Desdner Kleinwort has chosen to move the centre to Watford as part of a multimillion pound project.
It hopes the move will reduce costs and energy usage, with the company saying rising energy bills had “certainly influenced” their plans.
It will be interesting to see if we will see more organizations move further afield away from the London area, as a result of reducing costs, or as part of their strategy to be more efficient with the IT infrastructure. In some respects it can make more sense operationally and financially to move those back office/administration systems, those ones that might not ‘generate’ direct revenue out of your prime real estate or even to outsource it. To have my tier one systems, my core business functions where the business is, connected to the real time market feeds, whether the server that stores my word documents, or the web server that allows me to book a meeting room is downstairs or 100 miles away is of limited consequence if we can support it, deliver service and free up more space, more power for systems that connect me to the market, limit my risk or directly generate revenue or prestige for my organization.

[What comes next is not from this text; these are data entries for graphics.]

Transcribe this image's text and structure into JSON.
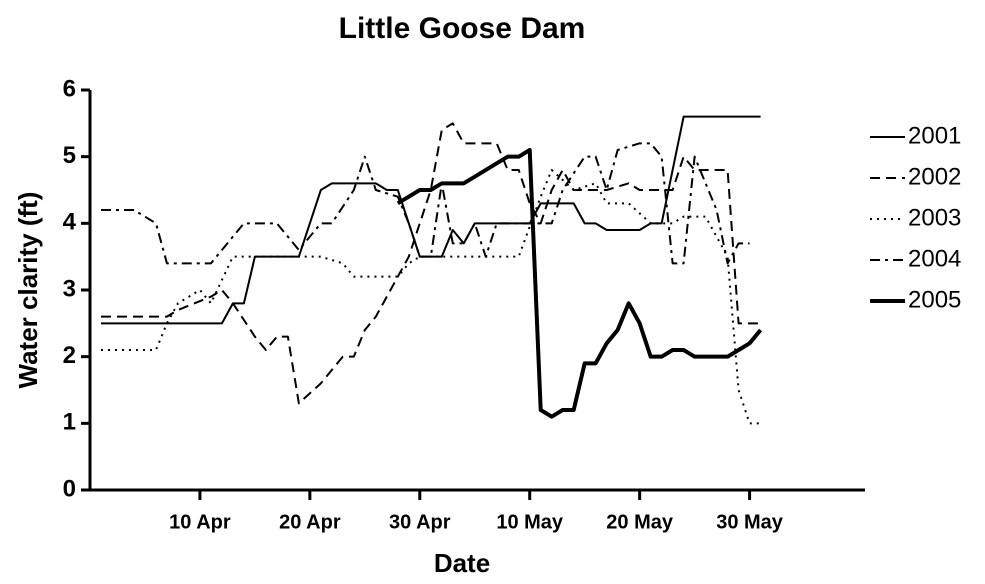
{
  "chart_data": {
    "type": "line",
    "title": "Little Goose Dam",
    "x_label": "Date",
    "y_label": "Water clarity  (ft)",
    "xlim": [
      90,
      160.5
    ],
    "ylim": [
      0,
      6
    ],
    "xticks": [
      {
        "value": 100,
        "label": "10 Apr"
      },
      {
        "value": 110,
        "label": "20 Apr"
      },
      {
        "value": 120,
        "label": "30 Apr"
      },
      {
        "value": 130,
        "label": "10 May"
      },
      {
        "value": 140,
        "label": "20 May"
      },
      {
        "value": 150,
        "label": "30 May"
      }
    ],
    "yticks": [
      0,
      1,
      2,
      3,
      4,
      5,
      6
    ],
    "grid": false,
    "legend": "right",
    "series": [
      {
        "name": "2001",
        "color": "#000000",
        "dash": "solid",
        "width": 2,
        "x": [
          91,
          102,
          103,
          104,
          105,
          109,
          111,
          112,
          116,
          117,
          118,
          120,
          122,
          123,
          124,
          125,
          130,
          131,
          134,
          135,
          136,
          137,
          140,
          141,
          142,
          144,
          151
        ],
        "values": [
          2.5,
          2.5,
          2.8,
          2.8,
          3.5,
          3.5,
          4.5,
          4.6,
          4.6,
          4.5,
          4.5,
          3.5,
          3.5,
          3.9,
          3.7,
          4.0,
          4.0,
          4.3,
          4.3,
          4.0,
          4.0,
          3.9,
          3.9,
          4.0,
          4.0,
          5.6,
          5.6
        ]
      },
      {
        "name": "2002",
        "color": "#000000",
        "dash": "dashed",
        "width": 2,
        "x": [
          91,
          97,
          98,
          101,
          102,
          103,
          105,
          106,
          107,
          108,
          109,
          111,
          113,
          114,
          115,
          116,
          118,
          119,
          121,
          122,
          123,
          124,
          127,
          128,
          129,
          130,
          131,
          132,
          133,
          134,
          137,
          139,
          140,
          143,
          144,
          145,
          148,
          149,
          151
        ],
        "values": [
          2.6,
          2.6,
          2.7,
          2.9,
          3.0,
          2.8,
          2.3,
          2.1,
          2.3,
          2.3,
          1.3,
          1.6,
          2.0,
          2.0,
          2.4,
          2.6,
          3.2,
          3.5,
          4.5,
          5.4,
          5.5,
          5.2,
          5.2,
          4.8,
          4.8,
          4.3,
          4.0,
          4.5,
          4.8,
          4.5,
          4.5,
          4.6,
          4.5,
          4.5,
          5.0,
          4.8,
          4.8,
          2.5,
          2.5
        ]
      },
      {
        "name": "2003",
        "color": "#000000",
        "dash": "dotted",
        "width": 2,
        "x": [
          91,
          96,
          97,
          98,
          100,
          101,
          103,
          111,
          113,
          114,
          118,
          119,
          120,
          129,
          131,
          132,
          134,
          136,
          137,
          139,
          141,
          143,
          144,
          146,
          148,
          149,
          150,
          151
        ],
        "values": [
          2.1,
          2.1,
          2.5,
          2.8,
          3.0,
          2.8,
          3.5,
          3.5,
          3.4,
          3.2,
          3.2,
          3.4,
          3.5,
          3.5,
          4.4,
          4.8,
          4.5,
          4.6,
          4.3,
          4.3,
          4.0,
          4.0,
          4.1,
          4.1,
          3.5,
          1.5,
          1.0,
          1.0
        ]
      },
      {
        "name": "2004",
        "color": "#000000",
        "dash": "dashdot",
        "width": 2,
        "x": [
          91,
          94,
          96,
          97,
          101,
          102,
          103,
          104,
          107,
          109,
          111,
          112,
          114,
          115,
          116,
          118,
          119,
          120,
          121,
          122,
          123,
          124,
          125,
          126,
          127,
          130,
          132,
          133,
          135,
          136,
          137,
          138,
          140,
          141,
          142,
          143,
          144,
          145,
          147,
          148,
          149,
          150
        ],
        "values": [
          4.2,
          4.2,
          4.0,
          3.4,
          3.4,
          3.6,
          3.8,
          4.0,
          4.0,
          3.6,
          4.0,
          4.0,
          4.5,
          5.0,
          4.5,
          4.4,
          4.0,
          3.5,
          3.5,
          4.6,
          3.7,
          3.7,
          4.0,
          3.5,
          4.0,
          4.0,
          4.0,
          4.5,
          5.0,
          5.0,
          4.5,
          5.1,
          5.2,
          5.2,
          5.0,
          3.4,
          3.4,
          5.0,
          4.2,
          3.4,
          3.7,
          3.7
        ]
      },
      {
        "name": "2005",
        "color": "#000000",
        "dash": "solid",
        "width": 4,
        "x": [
          118,
          119,
          120,
          121,
          122,
          124,
          125,
          127,
          128,
          129,
          130,
          131,
          132,
          133,
          134,
          135,
          136,
          137,
          138,
          139,
          140,
          141,
          142,
          143,
          144,
          145,
          148,
          149,
          150,
          151
        ],
        "values": [
          4.3,
          4.4,
          4.5,
          4.5,
          4.6,
          4.6,
          4.7,
          4.9,
          5.0,
          5.0,
          5.1,
          1.2,
          1.1,
          1.2,
          1.2,
          1.9,
          1.9,
          2.2,
          2.4,
          2.8,
          2.5,
          2.0,
          2.0,
          2.1,
          2.1,
          2.0,
          2.0,
          2.1,
          2.2,
          2.4
        ]
      }
    ]
  }
}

Comment by Dan C on 18 July 2008:
We are in the process of doing much the same; decommissioning our relatively old installations at Docklands in favour of leaving the city.
For us this is partly a result of density and costs. Partly a result of our own business not indeed being located near Docklands. It seems that there is no longer a requirement - that of resources or mindset - that datacenters need to be in the city. Which can only be a positive change in my mind.